Open crohr opened 1 year ago
Sure that would be lovely. the current list of video is random just to have something. In #3 I mentioned the ability to filter by tags but there is no tagging system in place yet. Tags could be used for defining the same topics but they would also need to be built! There is a very preliminary system in place where user can edit talks/speakers so that we could get user generated content. Another option would be to get a transcript of the video and run some ChatGPT to extract tags too
Anyway whatever would be a step towards having better suggestions is warmly welcome
I was thinking of implementing similarity search with pgvector based on the description (and possibly the transcripts of the videos yes), but it seems like you're using sqlite as the db, and meilisearch for search, and I don't think either of those support vector columns. Would you be open to switch to postgres instead of sqlite?

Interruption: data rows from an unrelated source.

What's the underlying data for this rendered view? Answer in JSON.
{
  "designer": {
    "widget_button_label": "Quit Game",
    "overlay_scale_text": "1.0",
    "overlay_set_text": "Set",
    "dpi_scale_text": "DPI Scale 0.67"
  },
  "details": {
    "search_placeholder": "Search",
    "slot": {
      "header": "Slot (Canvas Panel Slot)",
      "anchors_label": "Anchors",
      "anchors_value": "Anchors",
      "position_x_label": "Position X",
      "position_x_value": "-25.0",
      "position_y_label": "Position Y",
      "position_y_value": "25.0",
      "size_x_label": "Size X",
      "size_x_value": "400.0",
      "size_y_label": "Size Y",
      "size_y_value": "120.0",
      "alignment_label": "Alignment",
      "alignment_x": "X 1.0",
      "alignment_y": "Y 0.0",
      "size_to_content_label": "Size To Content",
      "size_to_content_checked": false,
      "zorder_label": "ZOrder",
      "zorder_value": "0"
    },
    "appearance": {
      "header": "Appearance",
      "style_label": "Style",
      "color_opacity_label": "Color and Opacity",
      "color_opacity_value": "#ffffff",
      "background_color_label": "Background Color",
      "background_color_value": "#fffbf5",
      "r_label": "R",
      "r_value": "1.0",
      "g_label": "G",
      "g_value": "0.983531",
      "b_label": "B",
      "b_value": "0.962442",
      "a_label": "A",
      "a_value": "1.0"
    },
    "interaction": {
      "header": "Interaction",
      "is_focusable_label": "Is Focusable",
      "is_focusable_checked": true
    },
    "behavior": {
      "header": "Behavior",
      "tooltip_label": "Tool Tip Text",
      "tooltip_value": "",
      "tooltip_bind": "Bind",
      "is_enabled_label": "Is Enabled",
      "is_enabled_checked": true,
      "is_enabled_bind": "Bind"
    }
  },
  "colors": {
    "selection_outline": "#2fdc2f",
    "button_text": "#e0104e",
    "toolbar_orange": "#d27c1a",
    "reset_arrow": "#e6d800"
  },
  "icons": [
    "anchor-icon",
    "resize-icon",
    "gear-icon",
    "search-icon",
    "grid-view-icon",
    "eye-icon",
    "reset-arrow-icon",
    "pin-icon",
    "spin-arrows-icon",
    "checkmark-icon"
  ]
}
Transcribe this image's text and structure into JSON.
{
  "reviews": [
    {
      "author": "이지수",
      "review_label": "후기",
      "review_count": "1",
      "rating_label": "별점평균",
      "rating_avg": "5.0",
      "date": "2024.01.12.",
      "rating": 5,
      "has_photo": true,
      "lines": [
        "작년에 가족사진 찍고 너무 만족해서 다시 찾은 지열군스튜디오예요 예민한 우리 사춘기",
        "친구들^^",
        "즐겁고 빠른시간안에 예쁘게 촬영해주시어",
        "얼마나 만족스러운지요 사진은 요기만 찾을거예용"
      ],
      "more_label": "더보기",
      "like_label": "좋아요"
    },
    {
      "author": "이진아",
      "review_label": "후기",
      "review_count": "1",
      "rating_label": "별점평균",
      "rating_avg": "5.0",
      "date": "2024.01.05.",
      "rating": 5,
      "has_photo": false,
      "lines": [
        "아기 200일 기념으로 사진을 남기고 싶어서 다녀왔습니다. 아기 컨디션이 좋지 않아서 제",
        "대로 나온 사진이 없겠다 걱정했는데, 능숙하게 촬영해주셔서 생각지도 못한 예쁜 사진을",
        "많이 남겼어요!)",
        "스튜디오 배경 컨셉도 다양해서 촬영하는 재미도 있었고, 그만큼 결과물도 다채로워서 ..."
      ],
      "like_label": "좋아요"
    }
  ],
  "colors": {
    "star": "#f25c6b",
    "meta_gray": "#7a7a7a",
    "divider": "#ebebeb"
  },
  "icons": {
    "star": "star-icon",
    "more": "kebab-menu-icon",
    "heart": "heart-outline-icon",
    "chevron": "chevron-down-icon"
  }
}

One of my side goals (for a side project that makes a lot of side things) is to see how far we can go with an SQLite database. What are the real blockers and what are the benefits we get from such a simple stack. I am documenting this and will either present a talk on it somewhere or write articles.
Therefore I don't want to switch to Postgresql at least now.
For vector search, there is this experimental feature from Meillisearch that was just released https://github.com/meilisearch/product/discussions/621#discussioncomment-6183647
Sqlite also has this extension https://observablehq.com/@asg017/introducing-sqlite-vss
I can relate, my latest side project also uses sqlite and a simple stack to deploy (no mrsk yet but simple docker-compose + remote docker context).
I'll have a look at both solutions, thanks for the pointers!
Had a quick stab at it with meilisearch, but I can't seem to send a vector with 1536 floats (default size of OpenAI ada-002 model). Waiting for a reply on their side.
Hi @adrienpoly, when viewing a video, it might be interesting to have links to other videos on the same topic(s). Would you merge a PR that brings this feature?